Abdominal migraine. This causes intense pain in the mid abdomen that lasts at least one hour. In between the pain episodes the child can be well for weeks or months. Loss of appetite, nausea, vomiting, headache, or sensitivity to light may occur during the painful spells.
Functional abdominal pain . Pain here typically lasts less than an hour and is not usually accompanied by other specific complaints. Nausea, dizziness, headache, and fatigue may accompany complaints of abdominal pain. Pain is often triggered by anxiety and stress.
How is recurrent abdominal pain treated?
A reasonable treatment goal for functional abdominal pain is to get the child back to normal daily activity and a return to school rather than a complete disappearance of the pain.
Behavioral therapies may be recommended for children and adolescents whose pains are affecting their daily activities.
In some children a two-week trial of change in diet may help to see if they obtain any relief of symptoms. This might include avoiding dairy products and including fibre rich diet. Those who don’t feel any changes after the trial should resume regular diet.

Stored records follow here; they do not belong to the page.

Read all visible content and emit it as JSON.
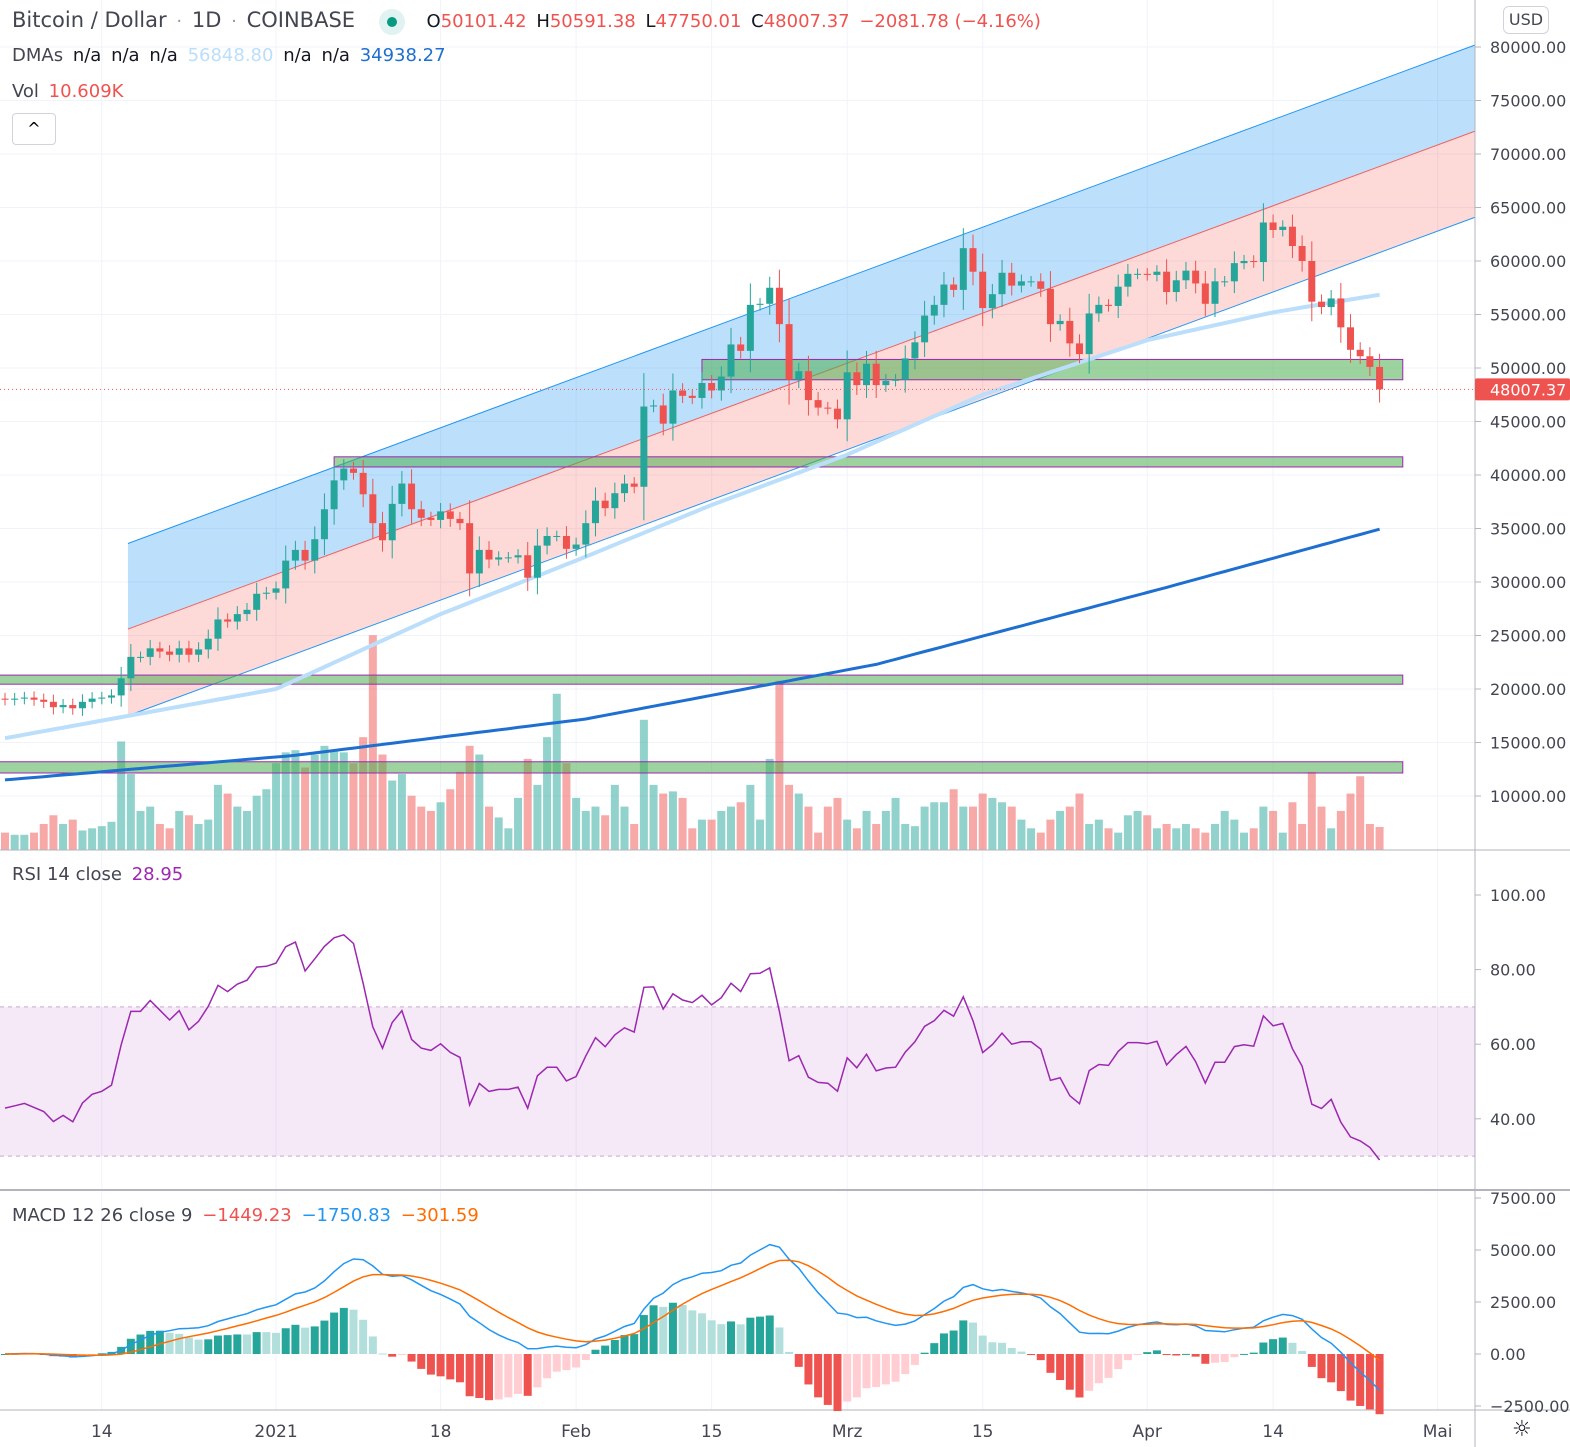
{
  "header": {
    "symbol": "Bitcoin / Dollar",
    "interval": "1D",
    "exchange": "COINBASE",
    "sep": "·",
    "o_label": "O",
    "o": "50101.42",
    "h_label": "H",
    "h": "50591.38",
    "l_label": "L",
    "l": "47750.01",
    "c_label": "C",
    "c": "48007.37",
    "change": "−2081.78 (−4.16%)",
    "dmas_label": "DMAs",
    "dmas": [
      "n/a",
      "n/a",
      "n/a",
      "56848.80",
      "n/a",
      "n/a",
      "34938.27"
    ],
    "vol_label": "Vol",
    "vol": "10.609K",
    "collapse_glyph": "^",
    "currency": "USD",
    "rsi_label": "RSI 14 close",
    "rsi_value": "28.95",
    "macd_label": "MACD 12 26 close 9",
    "macd_values": [
      "−1449.23",
      "−1750.83",
      "−301.59"
    ],
    "settings_glyph": "☼"
  },
  "colors": {
    "up": "#26a69a",
    "down": "#ef5350",
    "ma50": "#bbdefb",
    "ma200": "#1e6fd0",
    "rsi": "#9c27b0",
    "macd": "#2196f3",
    "signal": "#ff6d00"
  },
  "chart_data": [
    {
      "type": "candlestick",
      "title": "Bitcoin / Dollar · 1D · COINBASE",
      "ylim": [
        5000,
        81000
      ],
      "y_ticks": [
        "80000.00",
        "75000.00",
        "70000.00",
        "65000.00",
        "60000.00",
        "55000.00",
        "50000.00",
        "45000.00",
        "40000.00",
        "35000.00",
        "30000.00",
        "25000.00",
        "20000.00",
        "15000.00",
        "10000.00"
      ],
      "last_price_label": "48007.37",
      "last_price": 48007.37,
      "first_open": 19100,
      "closes": [
        19000,
        19100,
        19200,
        19000,
        18800,
        18300,
        18500,
        18200,
        18800,
        19100,
        19200,
        19400,
        21000,
        23000,
        23000,
        23800,
        23500,
        23200,
        23800,
        23200,
        23700,
        24700,
        26500,
        26300,
        27000,
        27400,
        28900,
        29000,
        29400,
        32000,
        33000,
        32000,
        34000,
        36800,
        39500,
        40600,
        40200,
        38200,
        35500,
        33900,
        37300,
        39200,
        36800,
        36000,
        35800,
        36600,
        35900,
        35500,
        30800,
        33000,
        32100,
        32300,
        32300,
        32500,
        30400,
        33400,
        34300,
        34300,
        33100,
        33500,
        35500,
        37600,
        36900,
        38300,
        39200,
        38900,
        46400,
        46500,
        44800,
        47900,
        47400,
        47200,
        48600,
        47900,
        49200,
        52200,
        51600,
        55900,
        56000,
        57500,
        54100,
        48900,
        49700,
        47000,
        46300,
        46200,
        45200,
        49600,
        48400,
        50400,
        48400,
        48800,
        48900,
        50900,
        52400,
        54900,
        55900,
        57800,
        57300,
        61200,
        59000,
        55600,
        56900,
        58900,
        57700,
        58100,
        58100,
        57400,
        54100,
        54400,
        52300,
        51300,
        55100,
        55900,
        55800,
        57600,
        58800,
        58800,
        58700,
        59000,
        57100,
        58200,
        59100,
        57900,
        56000,
        58100,
        58100,
        59800,
        60000,
        59900,
        63600,
        62900,
        63200,
        61400,
        60000,
        56200,
        55700,
        56500,
        53800,
        51700,
        51100,
        50100,
        48007.37
      ],
      "volumes_k": [
        8,
        7,
        7,
        8,
        12,
        16,
        12,
        14,
        9,
        10,
        11,
        13,
        50,
        35,
        18,
        20,
        12,
        10,
        18,
        16,
        12,
        14,
        30,
        26,
        20,
        18,
        25,
        28,
        40,
        45,
        46,
        38,
        44,
        48,
        46,
        45,
        40,
        52,
        99,
        44,
        32,
        35,
        25,
        20,
        18,
        22,
        28,
        36,
        48,
        44,
        20,
        15,
        10,
        24,
        42,
        30,
        52,
        72,
        40,
        24,
        18,
        20,
        16,
        30,
        20,
        12,
        60,
        30,
        26,
        27,
        24,
        10,
        14,
        14,
        18,
        20,
        22,
        30,
        14,
        42,
        78,
        30,
        26,
        20,
        8,
        20,
        24,
        14,
        10,
        18,
        12,
        18,
        24,
        12,
        11,
        20,
        22,
        22,
        28,
        20,
        20,
        26,
        24,
        22,
        20,
        14,
        10,
        8,
        14,
        18,
        20,
        26,
        12,
        14,
        10,
        8,
        16,
        18,
        16,
        10,
        12,
        10,
        12,
        10,
        8,
        12,
        18,
        14,
        8,
        10,
        20,
        18,
        8,
        22,
        12,
        36,
        20,
        10,
        18,
        26,
        34,
        12,
        10.6
      ],
      "ma50": [
        [
          0,
          15400
        ],
        [
          28,
          20000
        ],
        [
          45,
          27000
        ],
        [
          59,
          32000
        ],
        [
          73,
          37200
        ],
        [
          87,
          41900
        ],
        [
          101,
          47500
        ],
        [
          118,
          52600
        ],
        [
          131,
          55200
        ],
        [
          142,
          56848.8
        ]
      ],
      "ma200": [
        [
          0,
          11500
        ],
        [
          30,
          13800
        ],
        [
          60,
          17200
        ],
        [
          90,
          22300
        ],
        [
          120,
          29500
        ],
        [
          142,
          34938.27
        ]
      ],
      "channel": {
        "x0": 12.7,
        "x1": 151.9,
        "top": [
          33600,
          80200
        ],
        "mid": [
          25600,
          72150
        ],
        "bottom": [
          17500,
          64100
        ]
      },
      "zones": [
        {
          "from": 72,
          "hi": 50800,
          "lo": 48900
        },
        {
          "from": 34,
          "hi": 41700,
          "lo": 40750
        },
        {
          "from": -1,
          "hi": 21300,
          "lo": 20450
        },
        {
          "from": -1,
          "hi": 13200,
          "lo": 12150
        }
      ],
      "zones_end": 144.4
    },
    {
      "type": "line",
      "title": "RSI 14 close",
      "ylim": [
        20,
        110
      ],
      "band": [
        30,
        70
      ],
      "y_ticks": [
        "100.00",
        "80.00",
        "60.00",
        "40.00"
      ],
      "tick_values": [
        100,
        80,
        60,
        40
      ]
    },
    {
      "type": "bar+line",
      "title": "MACD 12 26 close 9",
      "y_ticks": [
        "7500.00",
        "5000.00",
        "2500.00",
        "0.00",
        "−2500.00"
      ],
      "tick_values": [
        7500,
        5000,
        2500,
        0,
        -2500
      ]
    },
    {
      "type": "time-axis",
      "labels": [
        {
          "i": 10,
          "t": "14"
        },
        {
          "i": 28,
          "t": "2021"
        },
        {
          "i": 45,
          "t": "18"
        },
        {
          "i": 59,
          "t": "Feb"
        },
        {
          "i": 73,
          "t": "15"
        },
        {
          "i": 87,
          "t": "Mrz"
        },
        {
          "i": 101,
          "t": "15"
        },
        {
          "i": 118,
          "t": "Apr"
        },
        {
          "i": 131,
          "t": "14"
        },
        {
          "i": 148,
          "t": "Mai"
        }
      ]
    }
  ]
}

Some children may find that certain foods,drinks or medicines triggers their pains.Common triggers include fatty foods, caffeine containing drinks,and foods that increase gas like beans, cabbage, onions, and bananas. Medications such as aspirin and ibuprofen could cause tummy irritation in some children. Avoiding some of these may help ease symptoms.
Medicines may be needed to treat some types of abdominal pain. These medicines help to decrease the frequency or severity of symptoms. Treatment might include drugs that reduce acid; medicines that relax gut smooth muscles and reduced spasms, stool softeners for those with an altered bowel pattern.

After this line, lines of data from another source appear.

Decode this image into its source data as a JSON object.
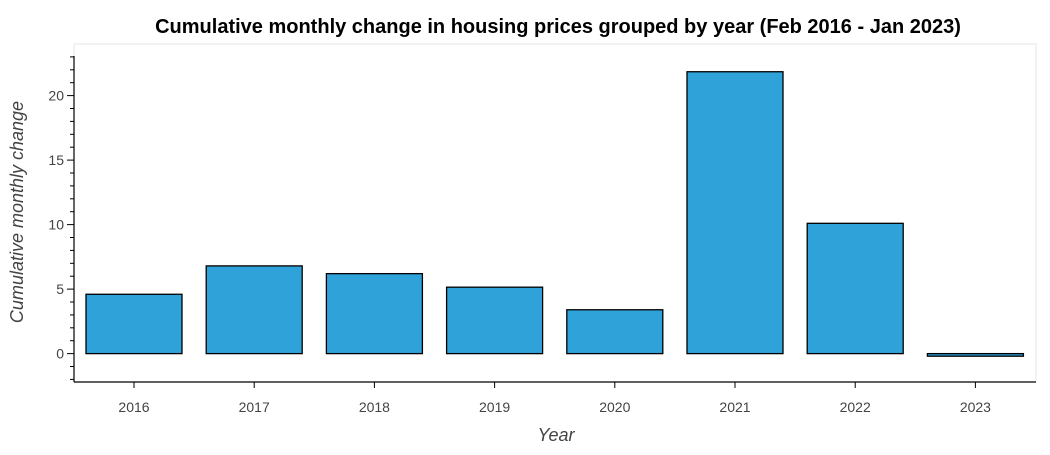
{
  "chart_data": {
    "type": "bar",
    "title": "Cumulative monthly change in housing prices grouped by year (Feb 2016 - Jan 2023)",
    "xlabel": "Year",
    "ylabel": "Cumulative monthly change",
    "categories": [
      "2016",
      "2017",
      "2018",
      "2019",
      "2020",
      "2021",
      "2022",
      "2023"
    ],
    "values": [
      4.6,
      6.8,
      6.2,
      5.15,
      3.4,
      21.85,
      10.1,
      -0.2
    ],
    "ylim": [
      -2.2,
      24
    ],
    "yticks": [
      0,
      5,
      10,
      15,
      20
    ],
    "ytick_labels": [
      "0",
      "5",
      "10",
      "15",
      "20"
    ],
    "minor_ytick_step": 1,
    "bar_color": "#30a2da",
    "bar_edge_color": "#000000",
    "grid": false,
    "legend": "none"
  }
}
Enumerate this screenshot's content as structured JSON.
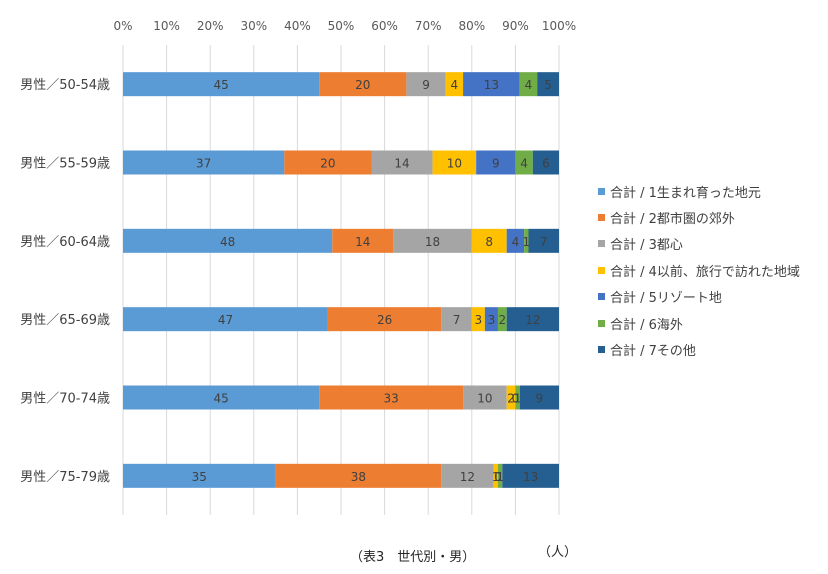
{
  "chart_data": {
    "type": "bar",
    "orientation": "horizontal",
    "stacked": "percent",
    "xlim": [
      0,
      100
    ],
    "x_ticks": [
      "0%",
      "10%",
      "20%",
      "30%",
      "40%",
      "50%",
      "60%",
      "70%",
      "80%",
      "90%",
      "100%"
    ],
    "categories": [
      "男性／50-54歳",
      "男性／55-59歳",
      "男性／60-64歳",
      "男性／65-69歳",
      "男性／70-74歳",
      "男性／75-79歳"
    ],
    "series": [
      {
        "name": "合計 / 1生まれ育った地元",
        "color": "#5B9BD5",
        "values": [
          45,
          37,
          48,
          47,
          45,
          35
        ]
      },
      {
        "name": "合計 / 2都市圏の郊外",
        "color": "#ED7D31",
        "values": [
          20,
          20,
          14,
          26,
          33,
          38
        ]
      },
      {
        "name": "合計 / 3都心",
        "color": "#A5A5A5",
        "values": [
          9,
          14,
          18,
          7,
          10,
          12
        ]
      },
      {
        "name": "合計 / 4以前、旅行で訪れた地域",
        "color": "#FFC000",
        "values": [
          4,
          10,
          8,
          3,
          2,
          1
        ]
      },
      {
        "name": "合計 / 5リゾート地",
        "color": "#4472C4",
        "values": [
          13,
          9,
          4,
          3,
          0,
          0
        ]
      },
      {
        "name": "合計 / 6海外",
        "color": "#70AD47",
        "values": [
          4,
          4,
          1,
          2,
          1,
          1
        ]
      },
      {
        "name": "合計 / 7その他",
        "color": "#255E91",
        "values": [
          5,
          6,
          7,
          12,
          9,
          13
        ]
      }
    ],
    "grid": true,
    "legend_position": "right",
    "title": "（表3　世代別・男）",
    "unit_label": "（人）"
  }
}
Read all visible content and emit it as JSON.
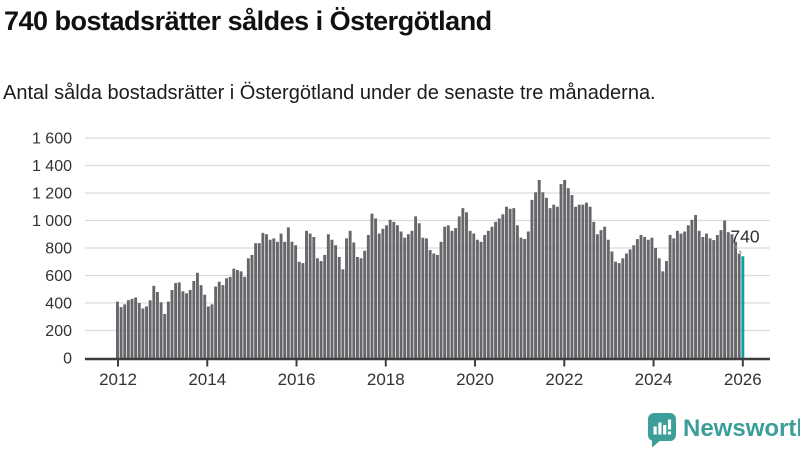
{
  "header": {
    "title": "740 bostadsrätter såldes i Östergötland",
    "subtitle": "Antal sålda bostadsrätter i Östergötland under de senaste tre månaderna."
  },
  "chart_data": {
    "type": "bar",
    "title": "740 bostadsrätter såldes i Östergötland",
    "xlabel": "",
    "ylabel": "",
    "frequency": "monthly",
    "x_start": "2012-01",
    "x_end": "2026-01",
    "ylim": [
      0,
      1600
    ],
    "grid": true,
    "legend": "none",
    "y_axis": {
      "ticks": [
        0,
        200,
        400,
        600,
        800,
        1000,
        1200,
        1400,
        1600
      ],
      "labels": [
        "0",
        "200",
        "400",
        "600",
        "800",
        "1 000",
        "1 200",
        "1 400",
        "1 600"
      ]
    },
    "x_axis": {
      "ticks": [
        2012,
        2014,
        2016,
        2018,
        2020,
        2022,
        2024,
        2026
      ],
      "labels": [
        "2012",
        "2014",
        "2016",
        "2018",
        "2020",
        "2022",
        "2024",
        "2026"
      ]
    },
    "values": [
      410,
      370,
      390,
      420,
      430,
      440,
      400,
      360,
      375,
      420,
      525,
      480,
      405,
      320,
      410,
      495,
      545,
      550,
      485,
      470,
      495,
      560,
      620,
      530,
      460,
      375,
      390,
      520,
      555,
      530,
      580,
      590,
      650,
      640,
      630,
      590,
      725,
      750,
      835,
      835,
      910,
      900,
      860,
      870,
      845,
      905,
      845,
      950,
      845,
      820,
      700,
      690,
      925,
      905,
      880,
      725,
      705,
      750,
      900,
      860,
      820,
      735,
      645,
      870,
      925,
      840,
      735,
      725,
      780,
      895,
      1050,
      1015,
      905,
      940,
      965,
      1005,
      990,
      965,
      920,
      875,
      900,
      925,
      1030,
      980,
      875,
      870,
      785,
      760,
      750,
      845,
      955,
      965,
      925,
      945,
      1030,
      1090,
      1060,
      925,
      905,
      860,
      845,
      895,
      925,
      955,
      990,
      1015,
      1045,
      1100,
      1085,
      1090,
      965,
      875,
      865,
      920,
      1150,
      1205,
      1295,
      1205,
      1165,
      1090,
      1115,
      1100,
      1265,
      1295,
      1235,
      1185,
      1100,
      1115,
      1115,
      1130,
      1100,
      990,
      900,
      930,
      955,
      860,
      775,
      700,
      690,
      725,
      760,
      790,
      820,
      865,
      895,
      880,
      860,
      875,
      800,
      725,
      630,
      705,
      895,
      870,
      925,
      905,
      920,
      965,
      1005,
      1040,
      925,
      880,
      905,
      870,
      858,
      895,
      930,
      1000,
      915,
      900,
      845,
      760,
      740
    ],
    "highlight": {
      "position": "last",
      "value": 740,
      "label": "740"
    },
    "colors": {
      "bar": "#67676b",
      "highlight": "#12a09e",
      "grid": "#dcdcdc",
      "axis": "#3d3d3d",
      "text": "#333333"
    }
  },
  "footer": {
    "brand": "Newsworthy"
  }
}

When should I see the doctor?
You should bring your child to hospital immediately If your child has recurrent abdominal pain and you observe the following problems:
- Blood in stool,urine or vomit
- Severe diarrhea or frequent vomiting
- Severe or continuous abdominal pain
- Refusing to eat or drink
- Very high body temperature or persistent fever.
- Pain when passing urine or getting pressed frequently.
- Significant reduction in energy levels,movement or play
You should make plans to visit your doctor if you notice changes in bowel habits, loss of appetite, or if the child appears to get full after taking small amounts of food.